Così dicendo, alza la gonna nuovamente e si accorge che nessuno dei tre ha pensato di riprendere le sue mutandine nello studio. Poco male, ci passerà prima di andare via dal collegio. Si guarda attorno e vede sul comodino di Elli un piccolo barattolo di crema, la prende e comincia a spalmarla sui glutei segnati e rossi della ragazza.
“…Ma tieni presente che questo fine settimana io ti vengo a prendere, sono certo che la tua condotta sarà eccelsa, vero? Passerai da me il weekend dunque.
La ragazza geme per il dolore ma le mani di George le danno sollievo e le sue ginocchia la fanno sentire finalmente al sicuro.
“Hai cinque giorni scarsi per riflettere. Voglio che tu mi faccia vedere tutto quello in cui devi recuperare. E voglio che tu sappia fin da adesso che quello che ho detto prima al Preside non era per coprirti. Ho veramente intenzione di non far finire qui questo discorso. Verrai sulle mie ginocchia a prenderti una di quelle battute che troverai peggio del cane.”
“George…ti prego…”
“Lo sai bene, i patti sono patti. Se non vuoi che ti sculacci comportati bene, perché io lo farò sempre quando ti comporterai da ragazzina irresponsabile.
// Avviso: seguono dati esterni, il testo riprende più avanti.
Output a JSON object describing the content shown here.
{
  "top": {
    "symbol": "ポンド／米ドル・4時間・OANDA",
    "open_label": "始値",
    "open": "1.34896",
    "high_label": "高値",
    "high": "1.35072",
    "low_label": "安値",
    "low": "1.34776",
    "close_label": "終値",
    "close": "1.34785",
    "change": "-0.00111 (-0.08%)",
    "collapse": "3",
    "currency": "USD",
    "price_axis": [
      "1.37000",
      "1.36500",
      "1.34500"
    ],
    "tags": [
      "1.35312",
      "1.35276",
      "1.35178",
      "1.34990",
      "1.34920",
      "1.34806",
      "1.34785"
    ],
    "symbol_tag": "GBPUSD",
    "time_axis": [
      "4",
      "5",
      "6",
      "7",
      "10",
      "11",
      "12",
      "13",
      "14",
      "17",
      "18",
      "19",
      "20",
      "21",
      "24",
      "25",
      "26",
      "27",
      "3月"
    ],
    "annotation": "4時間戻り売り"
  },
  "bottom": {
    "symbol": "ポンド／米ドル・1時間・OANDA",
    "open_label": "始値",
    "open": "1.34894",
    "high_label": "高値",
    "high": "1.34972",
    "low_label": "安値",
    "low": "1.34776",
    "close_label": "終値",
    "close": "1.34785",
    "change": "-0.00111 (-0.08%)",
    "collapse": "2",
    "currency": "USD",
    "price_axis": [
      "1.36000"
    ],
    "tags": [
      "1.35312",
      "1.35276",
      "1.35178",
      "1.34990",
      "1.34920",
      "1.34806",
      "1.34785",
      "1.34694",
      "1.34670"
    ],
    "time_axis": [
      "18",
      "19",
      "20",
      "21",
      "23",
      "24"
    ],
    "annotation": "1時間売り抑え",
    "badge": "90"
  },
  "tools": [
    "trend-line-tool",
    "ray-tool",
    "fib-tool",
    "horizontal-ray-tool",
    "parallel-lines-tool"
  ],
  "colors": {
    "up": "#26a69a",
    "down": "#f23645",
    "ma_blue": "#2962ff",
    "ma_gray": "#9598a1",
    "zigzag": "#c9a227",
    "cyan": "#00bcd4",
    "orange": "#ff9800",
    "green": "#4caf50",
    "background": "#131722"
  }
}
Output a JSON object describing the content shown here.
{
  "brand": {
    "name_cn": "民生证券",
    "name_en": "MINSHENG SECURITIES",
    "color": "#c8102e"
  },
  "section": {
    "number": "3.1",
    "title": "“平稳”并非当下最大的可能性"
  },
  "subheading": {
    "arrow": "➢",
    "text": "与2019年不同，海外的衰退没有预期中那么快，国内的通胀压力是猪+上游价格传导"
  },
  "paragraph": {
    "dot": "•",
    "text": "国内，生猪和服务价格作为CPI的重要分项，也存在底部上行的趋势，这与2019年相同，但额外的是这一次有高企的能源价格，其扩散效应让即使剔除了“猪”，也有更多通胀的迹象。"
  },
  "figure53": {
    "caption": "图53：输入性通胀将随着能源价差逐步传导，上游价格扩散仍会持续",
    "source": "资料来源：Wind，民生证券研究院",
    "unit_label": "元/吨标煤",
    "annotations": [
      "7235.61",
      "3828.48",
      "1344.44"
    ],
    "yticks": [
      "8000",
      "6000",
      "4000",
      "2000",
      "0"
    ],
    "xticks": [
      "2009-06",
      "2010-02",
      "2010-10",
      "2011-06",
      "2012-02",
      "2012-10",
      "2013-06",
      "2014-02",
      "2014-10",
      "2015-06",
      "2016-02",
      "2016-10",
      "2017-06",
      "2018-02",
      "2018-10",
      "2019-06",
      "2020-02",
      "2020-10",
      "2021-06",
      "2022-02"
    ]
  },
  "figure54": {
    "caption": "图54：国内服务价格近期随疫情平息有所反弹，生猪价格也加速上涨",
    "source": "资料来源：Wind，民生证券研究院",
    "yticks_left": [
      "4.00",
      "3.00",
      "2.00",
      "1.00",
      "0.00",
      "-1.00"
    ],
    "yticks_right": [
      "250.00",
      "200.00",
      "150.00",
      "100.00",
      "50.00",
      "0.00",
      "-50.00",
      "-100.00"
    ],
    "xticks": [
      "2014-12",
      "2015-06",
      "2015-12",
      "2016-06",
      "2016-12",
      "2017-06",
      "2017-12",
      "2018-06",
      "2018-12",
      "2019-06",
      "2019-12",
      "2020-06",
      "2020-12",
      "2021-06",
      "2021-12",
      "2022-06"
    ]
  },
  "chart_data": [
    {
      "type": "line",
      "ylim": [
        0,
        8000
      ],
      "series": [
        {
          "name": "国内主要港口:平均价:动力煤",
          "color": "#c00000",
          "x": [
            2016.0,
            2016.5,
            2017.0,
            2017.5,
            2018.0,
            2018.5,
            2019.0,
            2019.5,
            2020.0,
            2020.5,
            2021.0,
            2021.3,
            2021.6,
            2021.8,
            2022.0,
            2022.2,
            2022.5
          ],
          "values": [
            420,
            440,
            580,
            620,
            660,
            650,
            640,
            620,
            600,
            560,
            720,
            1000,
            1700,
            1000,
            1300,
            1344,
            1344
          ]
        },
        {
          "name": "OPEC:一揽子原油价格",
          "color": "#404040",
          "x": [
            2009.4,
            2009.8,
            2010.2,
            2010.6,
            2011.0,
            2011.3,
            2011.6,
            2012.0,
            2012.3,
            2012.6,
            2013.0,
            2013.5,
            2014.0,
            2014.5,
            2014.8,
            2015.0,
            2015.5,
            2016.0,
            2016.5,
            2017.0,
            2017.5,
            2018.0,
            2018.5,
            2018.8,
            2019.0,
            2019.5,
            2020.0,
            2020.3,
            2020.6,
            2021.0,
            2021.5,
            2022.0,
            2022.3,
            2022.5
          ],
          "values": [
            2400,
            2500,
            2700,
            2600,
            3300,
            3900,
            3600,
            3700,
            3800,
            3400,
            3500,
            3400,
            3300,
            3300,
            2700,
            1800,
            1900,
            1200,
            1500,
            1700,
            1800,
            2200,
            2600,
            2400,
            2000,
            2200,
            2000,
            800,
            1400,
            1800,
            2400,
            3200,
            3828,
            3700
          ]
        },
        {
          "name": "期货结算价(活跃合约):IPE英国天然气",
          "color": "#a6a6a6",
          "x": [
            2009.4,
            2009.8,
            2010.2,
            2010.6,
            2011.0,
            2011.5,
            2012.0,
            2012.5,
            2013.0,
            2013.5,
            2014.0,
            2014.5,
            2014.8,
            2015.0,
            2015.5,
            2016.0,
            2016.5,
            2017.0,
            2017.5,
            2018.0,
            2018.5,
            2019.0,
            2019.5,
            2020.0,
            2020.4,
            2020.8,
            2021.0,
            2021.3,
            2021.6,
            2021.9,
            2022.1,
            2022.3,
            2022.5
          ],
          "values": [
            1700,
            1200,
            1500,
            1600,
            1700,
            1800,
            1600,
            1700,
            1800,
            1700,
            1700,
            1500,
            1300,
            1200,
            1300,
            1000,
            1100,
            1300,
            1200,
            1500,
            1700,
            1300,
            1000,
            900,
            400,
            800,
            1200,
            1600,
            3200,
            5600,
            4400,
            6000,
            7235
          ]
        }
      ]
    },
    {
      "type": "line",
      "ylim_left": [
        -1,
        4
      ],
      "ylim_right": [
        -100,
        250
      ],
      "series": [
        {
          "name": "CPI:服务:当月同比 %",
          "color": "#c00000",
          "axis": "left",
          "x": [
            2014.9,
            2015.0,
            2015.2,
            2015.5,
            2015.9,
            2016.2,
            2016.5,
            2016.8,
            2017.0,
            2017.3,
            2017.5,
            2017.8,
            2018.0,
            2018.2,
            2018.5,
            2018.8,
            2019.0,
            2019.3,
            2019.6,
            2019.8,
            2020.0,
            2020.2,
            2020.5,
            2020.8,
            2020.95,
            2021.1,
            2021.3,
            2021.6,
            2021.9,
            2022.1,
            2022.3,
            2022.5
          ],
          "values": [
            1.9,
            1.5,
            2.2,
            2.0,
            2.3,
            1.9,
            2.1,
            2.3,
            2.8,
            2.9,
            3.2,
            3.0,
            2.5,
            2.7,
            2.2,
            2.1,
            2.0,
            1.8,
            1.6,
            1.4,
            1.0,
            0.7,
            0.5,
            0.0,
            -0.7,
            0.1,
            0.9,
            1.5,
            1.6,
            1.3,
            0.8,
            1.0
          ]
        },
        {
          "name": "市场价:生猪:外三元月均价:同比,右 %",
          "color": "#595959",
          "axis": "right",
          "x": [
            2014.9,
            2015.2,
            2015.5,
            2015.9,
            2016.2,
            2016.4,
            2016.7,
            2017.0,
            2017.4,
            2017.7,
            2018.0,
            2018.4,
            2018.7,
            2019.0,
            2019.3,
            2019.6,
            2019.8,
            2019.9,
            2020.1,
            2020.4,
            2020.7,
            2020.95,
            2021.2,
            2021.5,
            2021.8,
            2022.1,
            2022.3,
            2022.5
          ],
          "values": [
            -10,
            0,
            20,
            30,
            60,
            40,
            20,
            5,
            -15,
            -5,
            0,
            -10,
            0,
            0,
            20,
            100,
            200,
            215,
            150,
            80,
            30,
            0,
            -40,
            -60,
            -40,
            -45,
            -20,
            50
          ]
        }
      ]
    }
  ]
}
Intesi?”
“…si, George… va bene…io…ti prometto che non farò più nulla del genere, davvero… sarò brava…”
“Ok piccolina… adesso stai pure qui a riposare”.
Elli si alza e si stende nel letto; lui, accanto, l’accarezza piano sulla schiena e sul fondoschiena, infila le dita nei suoi capelli morbidi e con un sorriso dice alla ragazza che non è perdonata del tutto ma che verrà presto il momento, senza che lui sia stato mai un solo istante arrabbiato davvero con lei.
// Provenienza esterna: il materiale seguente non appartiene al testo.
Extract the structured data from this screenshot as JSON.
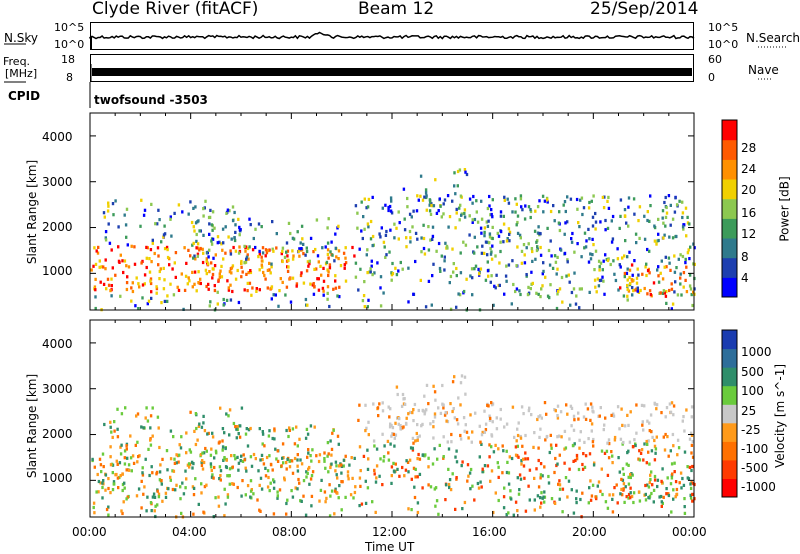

“Domani è un altro giorno… si ricomincia tutto da capo, vedrai, andrà tutto bene. Te l’ho promesso e tu sai che lo manterrò sempre.”
Elli sorride dolcemente mentre lui le da un ultimo bacio e chiude la porta dietro di sé.
È ancora pomeriggio ma Elisabetta s’addormenta affondando il viso nel cuscino e pensando che non sarà mai sola e che nulla, davvero nulla di male potrebbe mai accaderle finché George veglierà su di lei; anche se questo volesse dire prendersi il peggiore castigo del mondo.